Meski rasa itu tidak pernah terucap dari bibir, tetapi sikap dan tingkah keduanya menggambarkan bahwa diantara keduanya tidak hanya sebatas sahabat. Tetapi, pandangan itu hanya berlaku bagi orang luar. Nyatanya kedua sahabat yang sejak tadi menghabiskan setengah hari mereka dengan berkeliling kota Tokyo tidak pernah melanggar batasan mereka sebagai sahabat. Nanda dengan sikapnya yang tetap tidak ingin terikat dan ingin bebas, seperti katanya. Dan Mandala yang sudah menemukan belahan jiwanya, telah membulatkan tekad untuk hanya mencintai kekasihnya.
Nanda tidak siap, sangat tidak siap untuk merelakan jika suatu hari nanti saat-saat seperti ini tidak bisa lagi dia rasakan. Bolehkah, dia egois? Ingin Mandala lebih lama di sisinya. Setiap kali kenyataan menamparnya, mengingatkannya dengan keras bahwa dia hanya sebagai sahabat Mandala. Tidak lebih. Untuk itu dia tidak boleh bersikap egois dan serakah untuk memiliki Mandala. Sebab, sahabat itu ada batasan-batasannya.
Sahabat jadi cinta, mungkin itu hanya berlaku bagi orang lain. Tidak berlaku untuk Nanda dan Mandala. Keduanya sejak awal tidak pernah direstui oleh semesta untuk keluar dari persahabatan. Walau hati dan batin tersiksa, tetapi tidak ada yang harus marah. Ini adalah jalan yang telah dipilih. Saling mencintai sebagai sahabat sepertinya adalah takdir Nanda dan Mandala. Ini adalah garis takdir yang sejak awal telah menjadi tapal batas bagi keduanya. Sebab, cinta itu tidak bisa diraih jika tidak ada pengakuan. Tidak ada kejujuran. Dan Nanda sadar, baik dia maupun Mandala tidak pernah ada di jalur itu.
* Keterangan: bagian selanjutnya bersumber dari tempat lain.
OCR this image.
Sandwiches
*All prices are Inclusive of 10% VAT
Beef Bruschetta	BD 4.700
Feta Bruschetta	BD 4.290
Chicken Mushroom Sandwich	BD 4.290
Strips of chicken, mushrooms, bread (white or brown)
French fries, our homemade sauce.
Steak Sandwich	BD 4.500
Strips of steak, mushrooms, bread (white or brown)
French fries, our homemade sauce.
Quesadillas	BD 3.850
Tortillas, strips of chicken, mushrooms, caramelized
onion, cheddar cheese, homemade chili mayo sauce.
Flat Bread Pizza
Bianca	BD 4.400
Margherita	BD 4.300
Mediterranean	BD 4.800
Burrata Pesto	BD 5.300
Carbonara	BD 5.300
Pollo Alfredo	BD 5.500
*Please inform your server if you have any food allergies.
"Mandala habis ini kita ke mana?" Nanda masih betah menyandarkan kepalanya ke pundak Mandala.
"Makan. Gudang tengah udah demo, nih," ujar Mandala. "Enaknya makan apa, ya?"
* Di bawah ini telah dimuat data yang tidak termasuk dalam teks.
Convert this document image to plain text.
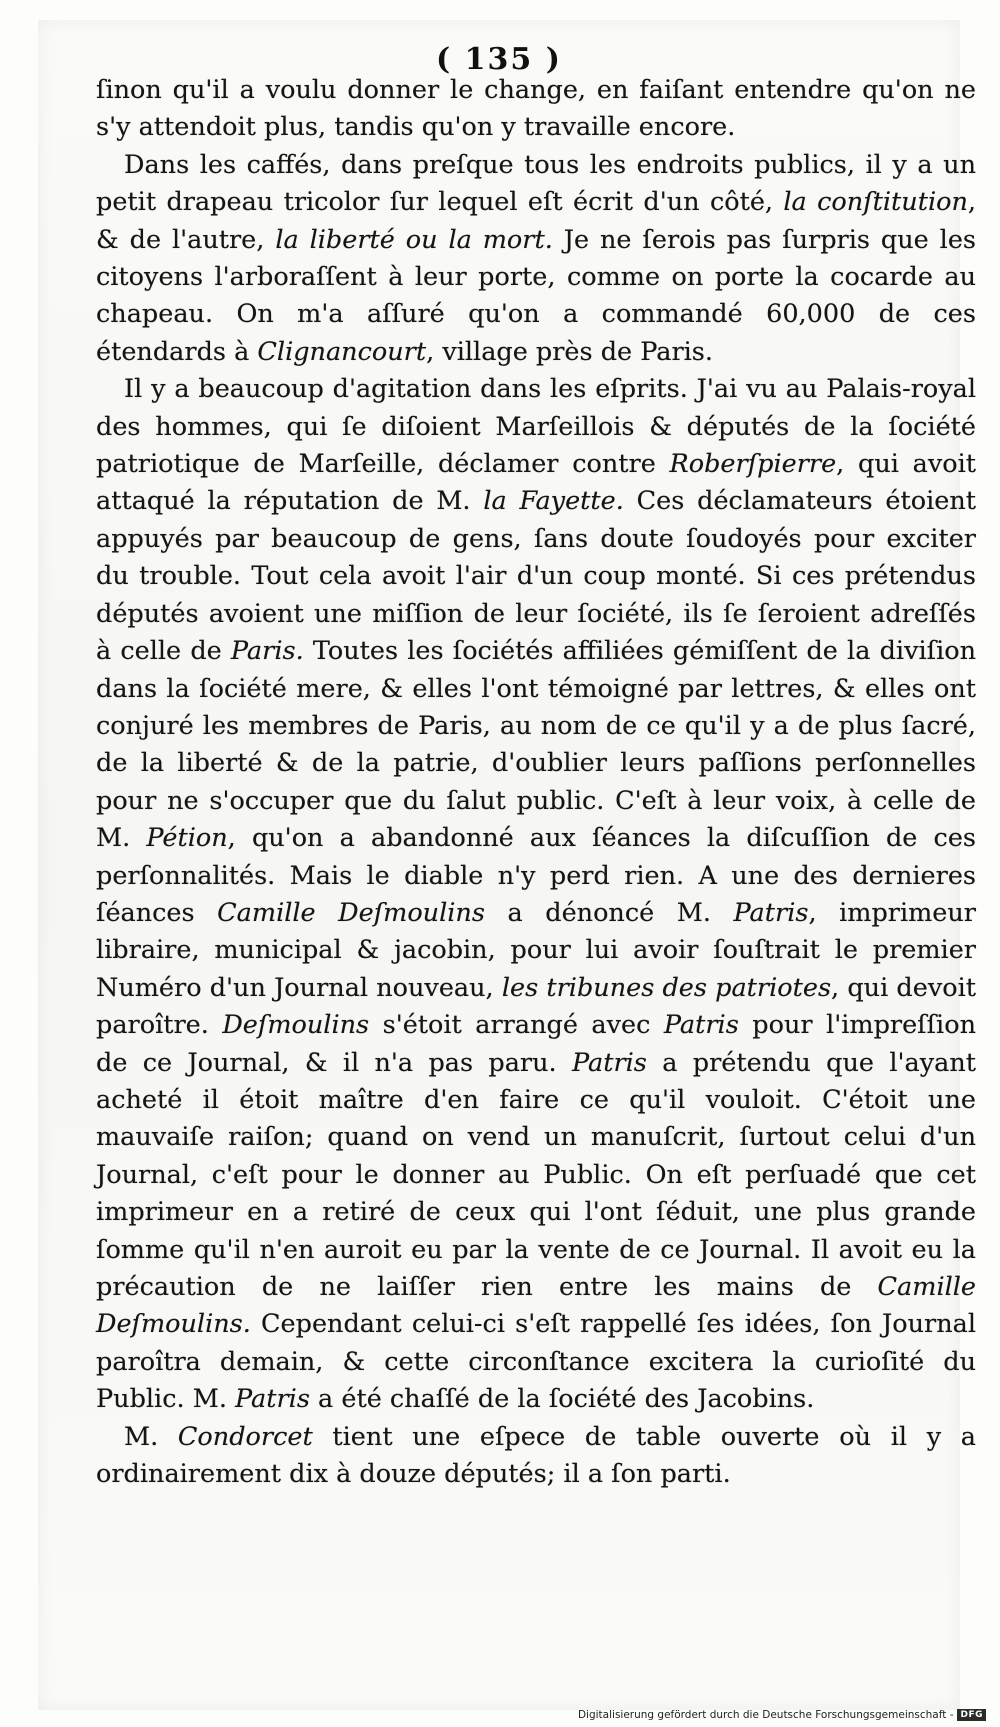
( 135 )

ſinon qu'il a voulu donner le change, en faiſant entendre qu'on ne s'y attendoit plus, tandis qu'on y travaille encore.

Dans les caffés, dans preſque tous les endroits publics, il y a un petit drapeau tricolor ſur lequel eſt écrit d'un côté, la conſtitution, & de l'autre, la liberté ou la mort. Je ne ſerois pas ſurpris que les citoyens l'arboraſſent à leur porte, comme on porte la cocarde au chapeau. On m'a aſſuré qu'on a commandé 60,000 de ces étendards à Clignancourt, village près de Paris.

Il y a beaucoup d'agitation dans les eſprits. J'ai vu au Palais-royal des hommes, qui ſe diſoient Marſeillois & députés de la ſociété patriotique de Marſeille, déclamer contre Roberſpierre, qui avoit attaqué la réputation de M. la Fayette. Ces déclamateurs étoient appuyés par beaucoup de gens, ſans doute ſoudoyés pour exciter du trouble. Tout cela avoit l'air d'un coup monté. Si ces prétendus députés avoient une miſſion de leur ſociété, ils ſe ſeroient adreſſés à celle de Paris. Toutes les ſociétés affiliées gémiſſent de la diviſion dans la ſociété mere, & elles l'ont témoigné par lettres, & elles ont conjuré les membres de Paris, au nom de ce qu'il y a de plus ſacré, de la liberté & de la patrie, d'oublier leurs paſſions perſonnelles pour ne s'occuper que du ſalut public. C'eſt à leur voix, à celle de M. Pétion, qu'on a abandonné aux ſéances la diſcuſſion de ces perſonnalités. Mais le diable n'y perd rien. A une des dernieres ſéances Camille Deſmoulins a dénoncé M. Patris, imprimeur libraire, municipal & jacobin, pour lui avoir ſouſtrait le premier Numéro d'un Journal nouveau, les tribunes des patriotes, qui devoit paroître. Deſmoulins s'étoit arrangé avec Patris pour l'impreſſion de ce Journal, & il n'a pas paru. Patris a prétendu que l'ayant acheté il étoit maître d'en faire ce qu'il vouloit. C'étoit une mauvaiſe raiſon; quand on vend un manuſcrit, ſurtout celui d'un Journal, c'eſt pour le donner au Public. On eſt perſuadé que cet imprimeur en a retiré de ceux qui l'ont ſéduit, une plus grande ſomme qu'il n'en auroit eu par la vente de ce Journal. Il avoit eu la précaution de ne laiſſer rien entre les mains de Camille Deſmoulins. Cependant celui-ci s'eſt rappellé ſes idées, ſon Journal paroîtra demain, & cette circonſtance excitera la curioſité du Public. M. Patris a été chaſſé de la ſociété des Jacobins.

M. Condorcet tient une eſpece de table ouverte où il y a ordinairement dix à douze députés; il a ſon parti.

Digitalisierung gefördert durch die Deutsche Forschungsgemeinschaft - DFG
"Apa aja. Aku juga udah laper banget."
"Gimana kalau ramen?"
Nanda terdiam sesaat, lalu dia mengangguk. "Tapi kamu yang bayarin."
"Habis ini bangkrut aku," keluh Mandala, dengan wajah yang dibuat sesedih mungkin.
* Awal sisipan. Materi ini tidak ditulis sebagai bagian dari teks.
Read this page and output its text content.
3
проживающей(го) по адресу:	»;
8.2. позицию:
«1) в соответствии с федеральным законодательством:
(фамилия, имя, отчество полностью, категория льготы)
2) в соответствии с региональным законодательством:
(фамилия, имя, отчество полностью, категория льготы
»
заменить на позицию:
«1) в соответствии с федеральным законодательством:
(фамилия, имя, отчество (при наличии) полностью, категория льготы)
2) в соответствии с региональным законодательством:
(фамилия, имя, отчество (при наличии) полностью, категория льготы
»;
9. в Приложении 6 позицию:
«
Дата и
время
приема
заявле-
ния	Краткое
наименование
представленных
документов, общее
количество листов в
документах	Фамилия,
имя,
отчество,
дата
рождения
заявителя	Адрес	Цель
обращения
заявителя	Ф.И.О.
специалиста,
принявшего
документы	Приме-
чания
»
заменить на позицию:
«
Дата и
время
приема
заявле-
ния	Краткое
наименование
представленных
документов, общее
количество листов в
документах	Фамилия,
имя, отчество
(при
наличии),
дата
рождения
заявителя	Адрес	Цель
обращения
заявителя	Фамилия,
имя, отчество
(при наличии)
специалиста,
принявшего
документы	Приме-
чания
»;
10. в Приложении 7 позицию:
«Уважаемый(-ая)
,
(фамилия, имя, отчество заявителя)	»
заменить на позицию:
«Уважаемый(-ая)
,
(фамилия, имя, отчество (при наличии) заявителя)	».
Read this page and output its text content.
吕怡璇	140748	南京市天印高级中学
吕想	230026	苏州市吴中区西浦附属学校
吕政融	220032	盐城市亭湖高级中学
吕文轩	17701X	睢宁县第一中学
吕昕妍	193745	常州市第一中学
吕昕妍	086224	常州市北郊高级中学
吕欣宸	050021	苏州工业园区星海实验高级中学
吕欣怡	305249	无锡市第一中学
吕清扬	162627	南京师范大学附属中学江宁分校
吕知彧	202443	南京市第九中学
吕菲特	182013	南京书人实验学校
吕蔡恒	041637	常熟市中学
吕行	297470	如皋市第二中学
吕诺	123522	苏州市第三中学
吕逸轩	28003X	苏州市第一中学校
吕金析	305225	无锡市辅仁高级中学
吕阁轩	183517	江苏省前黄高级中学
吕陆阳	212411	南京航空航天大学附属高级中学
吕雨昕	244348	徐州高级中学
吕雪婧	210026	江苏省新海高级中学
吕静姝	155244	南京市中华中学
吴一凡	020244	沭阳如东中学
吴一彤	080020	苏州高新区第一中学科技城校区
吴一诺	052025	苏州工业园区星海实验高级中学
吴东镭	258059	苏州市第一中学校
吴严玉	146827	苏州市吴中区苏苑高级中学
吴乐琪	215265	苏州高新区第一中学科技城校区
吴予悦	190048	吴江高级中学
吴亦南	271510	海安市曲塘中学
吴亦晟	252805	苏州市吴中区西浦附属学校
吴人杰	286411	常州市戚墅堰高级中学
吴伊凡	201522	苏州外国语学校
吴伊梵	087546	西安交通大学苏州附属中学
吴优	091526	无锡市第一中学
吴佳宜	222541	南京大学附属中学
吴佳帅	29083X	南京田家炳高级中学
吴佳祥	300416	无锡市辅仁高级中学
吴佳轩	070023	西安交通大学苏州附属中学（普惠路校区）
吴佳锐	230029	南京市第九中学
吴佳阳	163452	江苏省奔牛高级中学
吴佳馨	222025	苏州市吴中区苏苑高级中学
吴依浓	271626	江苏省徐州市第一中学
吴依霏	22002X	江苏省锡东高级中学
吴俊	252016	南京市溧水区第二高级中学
"Ck, nggak usah lebay deh. Kita cuma makan ramen, bukan beli pulau. Ayo, aku udah lapar ni." Nanda menarik paksa Mandala. Membawa langkah keduanya menuju restoran ramen yang tidak jauh dari mereka.
"Habis ini kita pulang, kan?" tanya Nanda ketika keduanya sudah memasuki restoran.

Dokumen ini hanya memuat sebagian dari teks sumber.